Neurological Uniqueness: A Case Study of Hepatitis A-Induced Acute Inflammatory Demyelinating Polyneuropathy

Acute inflammatory Demyelinating Polyneuropathy (AIDP) with hepatitis A (HA) is more likely to affect men, develop at a younger age, and have a better prognosis overall. The progression of the Hepatitis A Virus (HAV)-caused liver inflammation and the neurological difficulties could lead to AIDP in the early stages of the hepatitis signs and symptoms. The World Health Organization (WHO) estimates 1.5 million clinical HAV cases annually. Extrahepatic complications of this disease are rare. The etiology of HA associated AIDP remains unclear, with cross-reactive HA epitopes between the peripheral nervous system and other authors have hypothesized that the presence of CSF antibodies reflects direct entry into the central nervous system.

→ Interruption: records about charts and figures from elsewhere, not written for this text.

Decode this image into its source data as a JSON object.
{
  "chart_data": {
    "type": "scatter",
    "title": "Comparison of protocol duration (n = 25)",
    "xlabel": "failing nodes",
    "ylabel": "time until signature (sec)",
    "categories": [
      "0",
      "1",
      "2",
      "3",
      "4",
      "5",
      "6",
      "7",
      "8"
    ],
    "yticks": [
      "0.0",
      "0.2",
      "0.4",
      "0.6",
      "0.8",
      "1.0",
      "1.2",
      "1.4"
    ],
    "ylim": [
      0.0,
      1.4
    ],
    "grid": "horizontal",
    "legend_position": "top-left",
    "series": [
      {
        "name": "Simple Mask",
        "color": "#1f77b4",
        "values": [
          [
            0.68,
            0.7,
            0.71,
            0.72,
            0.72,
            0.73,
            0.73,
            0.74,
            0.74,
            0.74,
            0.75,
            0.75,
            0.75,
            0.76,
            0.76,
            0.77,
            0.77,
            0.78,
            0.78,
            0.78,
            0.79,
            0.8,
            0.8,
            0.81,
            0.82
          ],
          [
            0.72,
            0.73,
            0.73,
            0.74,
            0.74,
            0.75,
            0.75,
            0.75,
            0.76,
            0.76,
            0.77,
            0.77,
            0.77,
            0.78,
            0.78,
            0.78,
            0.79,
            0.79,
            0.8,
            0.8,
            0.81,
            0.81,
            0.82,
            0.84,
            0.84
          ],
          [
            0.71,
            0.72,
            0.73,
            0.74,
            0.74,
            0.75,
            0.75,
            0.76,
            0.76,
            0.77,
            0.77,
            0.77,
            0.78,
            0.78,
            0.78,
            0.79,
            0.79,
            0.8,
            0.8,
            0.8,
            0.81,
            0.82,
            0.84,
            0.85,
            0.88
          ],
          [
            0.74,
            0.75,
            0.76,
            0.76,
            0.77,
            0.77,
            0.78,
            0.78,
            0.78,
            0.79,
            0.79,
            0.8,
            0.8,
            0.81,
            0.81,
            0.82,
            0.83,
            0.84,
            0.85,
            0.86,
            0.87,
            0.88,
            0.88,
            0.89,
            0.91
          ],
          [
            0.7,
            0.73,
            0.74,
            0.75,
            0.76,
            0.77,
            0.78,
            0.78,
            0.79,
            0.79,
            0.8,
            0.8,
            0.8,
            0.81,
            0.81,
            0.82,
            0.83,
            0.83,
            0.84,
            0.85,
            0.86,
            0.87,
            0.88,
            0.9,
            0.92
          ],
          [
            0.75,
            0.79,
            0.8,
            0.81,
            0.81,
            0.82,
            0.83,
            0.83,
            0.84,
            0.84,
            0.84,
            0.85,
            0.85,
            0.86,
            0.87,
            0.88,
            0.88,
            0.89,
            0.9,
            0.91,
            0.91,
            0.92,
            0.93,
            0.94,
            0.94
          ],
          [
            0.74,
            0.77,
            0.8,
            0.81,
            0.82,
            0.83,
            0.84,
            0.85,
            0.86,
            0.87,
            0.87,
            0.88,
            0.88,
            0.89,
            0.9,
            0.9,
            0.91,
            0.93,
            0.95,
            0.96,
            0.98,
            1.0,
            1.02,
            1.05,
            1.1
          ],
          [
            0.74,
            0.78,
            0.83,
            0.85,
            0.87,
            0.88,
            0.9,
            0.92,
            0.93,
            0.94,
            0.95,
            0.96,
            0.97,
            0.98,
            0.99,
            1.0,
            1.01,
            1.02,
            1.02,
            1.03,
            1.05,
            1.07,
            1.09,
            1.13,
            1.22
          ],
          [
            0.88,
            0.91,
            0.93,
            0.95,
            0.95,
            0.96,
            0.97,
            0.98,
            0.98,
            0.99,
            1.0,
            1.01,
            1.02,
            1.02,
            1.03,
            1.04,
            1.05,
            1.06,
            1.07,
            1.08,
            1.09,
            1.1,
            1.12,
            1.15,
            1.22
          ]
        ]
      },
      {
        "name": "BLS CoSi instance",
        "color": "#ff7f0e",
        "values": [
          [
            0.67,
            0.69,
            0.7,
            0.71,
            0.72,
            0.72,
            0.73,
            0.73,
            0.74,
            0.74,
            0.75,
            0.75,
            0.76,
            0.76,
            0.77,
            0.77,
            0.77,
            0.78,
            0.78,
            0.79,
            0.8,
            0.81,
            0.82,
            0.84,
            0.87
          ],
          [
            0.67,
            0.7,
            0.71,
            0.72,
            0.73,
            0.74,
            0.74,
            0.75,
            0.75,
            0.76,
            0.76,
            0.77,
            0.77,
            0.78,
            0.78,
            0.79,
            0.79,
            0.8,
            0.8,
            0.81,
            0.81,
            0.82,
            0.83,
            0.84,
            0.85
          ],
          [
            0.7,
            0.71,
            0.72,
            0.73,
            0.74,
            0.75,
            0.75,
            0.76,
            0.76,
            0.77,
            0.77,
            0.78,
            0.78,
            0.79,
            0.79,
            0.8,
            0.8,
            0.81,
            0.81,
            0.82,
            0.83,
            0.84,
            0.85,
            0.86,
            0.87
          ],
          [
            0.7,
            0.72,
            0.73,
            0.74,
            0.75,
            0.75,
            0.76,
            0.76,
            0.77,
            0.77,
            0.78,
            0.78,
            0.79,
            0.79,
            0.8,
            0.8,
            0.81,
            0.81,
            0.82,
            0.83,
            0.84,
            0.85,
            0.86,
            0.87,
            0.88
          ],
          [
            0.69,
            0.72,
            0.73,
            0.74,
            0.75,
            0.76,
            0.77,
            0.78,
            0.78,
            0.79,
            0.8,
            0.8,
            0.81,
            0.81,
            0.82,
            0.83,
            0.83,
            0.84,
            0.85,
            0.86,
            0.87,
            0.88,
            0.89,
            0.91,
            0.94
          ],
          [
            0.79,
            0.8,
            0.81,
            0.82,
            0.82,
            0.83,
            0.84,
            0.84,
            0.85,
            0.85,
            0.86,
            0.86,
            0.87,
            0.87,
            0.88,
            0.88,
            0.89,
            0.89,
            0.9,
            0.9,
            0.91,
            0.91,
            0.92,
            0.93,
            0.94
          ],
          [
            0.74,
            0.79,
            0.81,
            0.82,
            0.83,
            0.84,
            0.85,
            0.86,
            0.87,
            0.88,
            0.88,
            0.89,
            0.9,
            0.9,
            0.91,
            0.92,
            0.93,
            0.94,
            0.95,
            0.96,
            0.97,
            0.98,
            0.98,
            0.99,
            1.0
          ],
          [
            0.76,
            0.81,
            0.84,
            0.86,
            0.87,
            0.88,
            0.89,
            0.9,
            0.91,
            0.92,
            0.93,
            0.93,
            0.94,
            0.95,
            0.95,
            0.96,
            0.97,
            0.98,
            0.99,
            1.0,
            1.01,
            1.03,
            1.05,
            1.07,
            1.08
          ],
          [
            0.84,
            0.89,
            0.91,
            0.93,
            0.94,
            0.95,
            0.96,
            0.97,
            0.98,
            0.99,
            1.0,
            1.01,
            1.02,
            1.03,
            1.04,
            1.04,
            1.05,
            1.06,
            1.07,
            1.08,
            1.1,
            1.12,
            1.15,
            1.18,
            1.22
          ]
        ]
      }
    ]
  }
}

Our patient presentations favored AIDP most commonly in HA. A 22-year-old man, with no prior significant medical history, presented to neurology emergency with a 3-day history of acute onset, had been complaining of nausea, general weakness, yellowing of the sclera and history of fever for 5 days. Further investigation revealed marked elevation of liver enzymes in a pattern suggestive of hepatocellular processes. Serum titres of hepatitis B, C, and E were negative, but IgM anti-HAV was positive (enzyme immunoassay). Elevation of Cerebrospinal fluid (CSF) protein and myelitis transversa shown by magnetic resonance imaging were established. The diagnosis as AIDP was taken and treated by symptomatic and neurology treatment. However, the patient regained strength and underwent physiotherapy during two weeks. Approximately 3 months after discharged, the patient's gait had nearly returned to baseline at follow-up and the symptoms slowly improved.